DistIR: An Intermediate Representation for Optimizing Distributed Neural Networks

  • Keshav Santhanam ,
  • Siddharth Krishna ,
  • ,
  • Andrew Fitzgibbon ,
  • Tim Harris

EuroMLSys '21: Proceedings of the 1st Workshop on Machine Learning and Systems |

The rapidly growing size of deep neural network (DNN) models and datasets has given rise to a variety of distribution strategies such as data, horizontal, and pipeline parallelism. However, selecting the best set of strategies for a given model and hardware configuration is challenging because debugging and testing on clusters is expensive. In this work we propose DistIR, an IR for explicitly representing distributed DNN computation that can capture many popular distribution strategies. We build an analysis framework for DistIR programs, including a simulator and reference executor that can be used to automatically search for an optimal distribution strategy. Our unified global representation also eases development of new distribution strategies, as one can reuse the lowering to per-rank backend programs.

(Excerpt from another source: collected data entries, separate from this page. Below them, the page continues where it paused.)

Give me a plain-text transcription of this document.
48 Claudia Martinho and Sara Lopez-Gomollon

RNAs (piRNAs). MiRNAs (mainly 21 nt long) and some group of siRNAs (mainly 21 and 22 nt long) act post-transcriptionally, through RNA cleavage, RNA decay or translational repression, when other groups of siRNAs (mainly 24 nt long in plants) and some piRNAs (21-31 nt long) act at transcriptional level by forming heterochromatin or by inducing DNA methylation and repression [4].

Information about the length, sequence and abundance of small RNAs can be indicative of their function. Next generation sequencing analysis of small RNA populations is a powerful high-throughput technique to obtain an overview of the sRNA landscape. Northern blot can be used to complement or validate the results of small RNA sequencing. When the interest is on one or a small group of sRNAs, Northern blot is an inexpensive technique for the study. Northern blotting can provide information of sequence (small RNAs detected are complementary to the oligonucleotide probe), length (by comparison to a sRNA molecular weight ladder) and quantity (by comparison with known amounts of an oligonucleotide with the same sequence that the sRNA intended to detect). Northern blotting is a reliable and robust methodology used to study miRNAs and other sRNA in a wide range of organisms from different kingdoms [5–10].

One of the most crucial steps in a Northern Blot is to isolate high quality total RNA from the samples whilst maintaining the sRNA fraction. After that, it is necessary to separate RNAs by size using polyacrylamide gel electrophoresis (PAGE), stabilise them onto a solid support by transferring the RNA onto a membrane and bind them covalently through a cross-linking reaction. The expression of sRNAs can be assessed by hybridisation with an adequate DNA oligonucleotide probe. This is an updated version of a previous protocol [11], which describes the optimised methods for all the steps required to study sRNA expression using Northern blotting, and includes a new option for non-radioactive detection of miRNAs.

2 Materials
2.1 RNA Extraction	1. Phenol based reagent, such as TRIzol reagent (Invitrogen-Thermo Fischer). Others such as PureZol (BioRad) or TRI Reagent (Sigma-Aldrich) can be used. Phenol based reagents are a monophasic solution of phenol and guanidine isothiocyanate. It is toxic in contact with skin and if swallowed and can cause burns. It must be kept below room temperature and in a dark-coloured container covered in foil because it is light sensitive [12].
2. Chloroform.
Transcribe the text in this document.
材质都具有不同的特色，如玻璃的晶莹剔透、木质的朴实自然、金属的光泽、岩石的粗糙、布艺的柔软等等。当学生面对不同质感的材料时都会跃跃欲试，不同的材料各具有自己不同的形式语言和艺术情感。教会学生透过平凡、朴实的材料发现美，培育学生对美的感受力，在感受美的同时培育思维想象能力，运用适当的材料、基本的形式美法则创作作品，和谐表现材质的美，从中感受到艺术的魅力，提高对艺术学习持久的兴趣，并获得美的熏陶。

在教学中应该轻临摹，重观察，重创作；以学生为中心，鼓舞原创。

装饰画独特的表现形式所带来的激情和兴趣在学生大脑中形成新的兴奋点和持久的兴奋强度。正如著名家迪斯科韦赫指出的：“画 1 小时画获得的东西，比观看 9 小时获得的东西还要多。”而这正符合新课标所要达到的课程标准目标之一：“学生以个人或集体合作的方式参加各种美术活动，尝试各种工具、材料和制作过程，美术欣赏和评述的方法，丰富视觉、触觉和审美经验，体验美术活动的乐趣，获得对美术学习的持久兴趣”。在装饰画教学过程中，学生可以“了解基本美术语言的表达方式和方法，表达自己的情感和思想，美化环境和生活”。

Preliminary results using a grid search over a hybrid data/horizontal/pipeline-parallel space suggest DistIR and its simulator can aid automatic DNN distribution.

Publication Downloads

DistIR

October 20, 2021

DistIR is an intermediate representation (IR) and associated set of tools for optimizing distributed machine learning computations (both training and inference). An IR is a format for representing programs used by compilers and software analysis tools. DistIR's key feature is a simulator that allows the user to estimate the runtime and memory requirements of a model without running it, thereby enabling the user to quickly pick the best distribution strategy and configuration of the model before deploying it to a cluster.